Functional Gene Expression Differentiation of the Notch Signaling Pathway in Female Reproductive Tract Tissues—A Comprehensive Review With Analysis

The Notch pathway involves evolutionarily conserved signaling regulating the development of the female tract organs such as breast, ovary, cervix, and uterine endometrium. A great number of studies revealed Notch aberrancies in association with their carcinogenesis and disease progression, the management of which is still challenging. The present study is a comprehensive review of the available literature on Notch signaling during the normal development and carcinogenesis of the female tract organs.

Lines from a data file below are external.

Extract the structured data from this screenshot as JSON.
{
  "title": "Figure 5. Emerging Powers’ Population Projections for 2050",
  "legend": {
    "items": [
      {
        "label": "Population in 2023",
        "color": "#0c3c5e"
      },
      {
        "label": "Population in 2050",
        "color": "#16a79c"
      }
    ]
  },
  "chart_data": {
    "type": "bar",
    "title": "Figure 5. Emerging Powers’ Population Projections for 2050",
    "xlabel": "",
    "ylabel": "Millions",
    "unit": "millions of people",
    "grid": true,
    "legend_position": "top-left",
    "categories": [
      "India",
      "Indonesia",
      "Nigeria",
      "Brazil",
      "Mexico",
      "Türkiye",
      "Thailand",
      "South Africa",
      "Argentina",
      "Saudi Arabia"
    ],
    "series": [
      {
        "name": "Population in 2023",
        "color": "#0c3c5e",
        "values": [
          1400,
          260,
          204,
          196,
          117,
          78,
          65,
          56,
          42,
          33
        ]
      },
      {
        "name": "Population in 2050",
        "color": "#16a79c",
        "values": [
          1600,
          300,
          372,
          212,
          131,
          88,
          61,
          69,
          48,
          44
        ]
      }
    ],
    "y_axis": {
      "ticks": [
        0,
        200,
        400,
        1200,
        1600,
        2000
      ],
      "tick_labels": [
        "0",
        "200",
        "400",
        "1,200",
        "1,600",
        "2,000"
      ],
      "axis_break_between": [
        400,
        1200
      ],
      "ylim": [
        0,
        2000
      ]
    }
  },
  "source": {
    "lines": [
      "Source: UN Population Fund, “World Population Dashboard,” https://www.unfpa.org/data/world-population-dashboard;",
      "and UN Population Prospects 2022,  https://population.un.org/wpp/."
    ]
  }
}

The review has been enriched with our analyses of the TCGA data including breast, cervical, ovarian, and endometrial carcinomas concerning the effects of Notch signaling at two levels: the core components and downstream effectors, hence filling the lack of global overview of Notch-driven carcinogenesis and disease progression. Phenotype heterogeneity regarding Notch signaling was projected in two uniform manifold approximation and projection algorithm dimensions, preceded by the principal component analysis step reducing the data burden. Additionally, overall and disease-free survival analyses were performed with the optimal cutpoint determination by Evaluate Cutpoints software to establish the character of particular Notch components in tumorigenesis. In addition to the review, we demonstrated separate models of the examined cancers of the Notch pathway and its targets, although expression profiles of all normal tissues were much more similar to each other than to its cancerous compartments. Such Notch-driven cancerous differentiation resulted in a case of opposite association with DFS and OS. As a consequence, target genes also show very distinct profiles including genes associated with cell proliferation and differentiation, energy metabolism, or the EMT. In conclusion, the observed Notch associations with the female tract malignancies resulted from differential expression of target genes. This may influence a future analysis to search for new therapeutic targets based on specific Notch pathway profiles.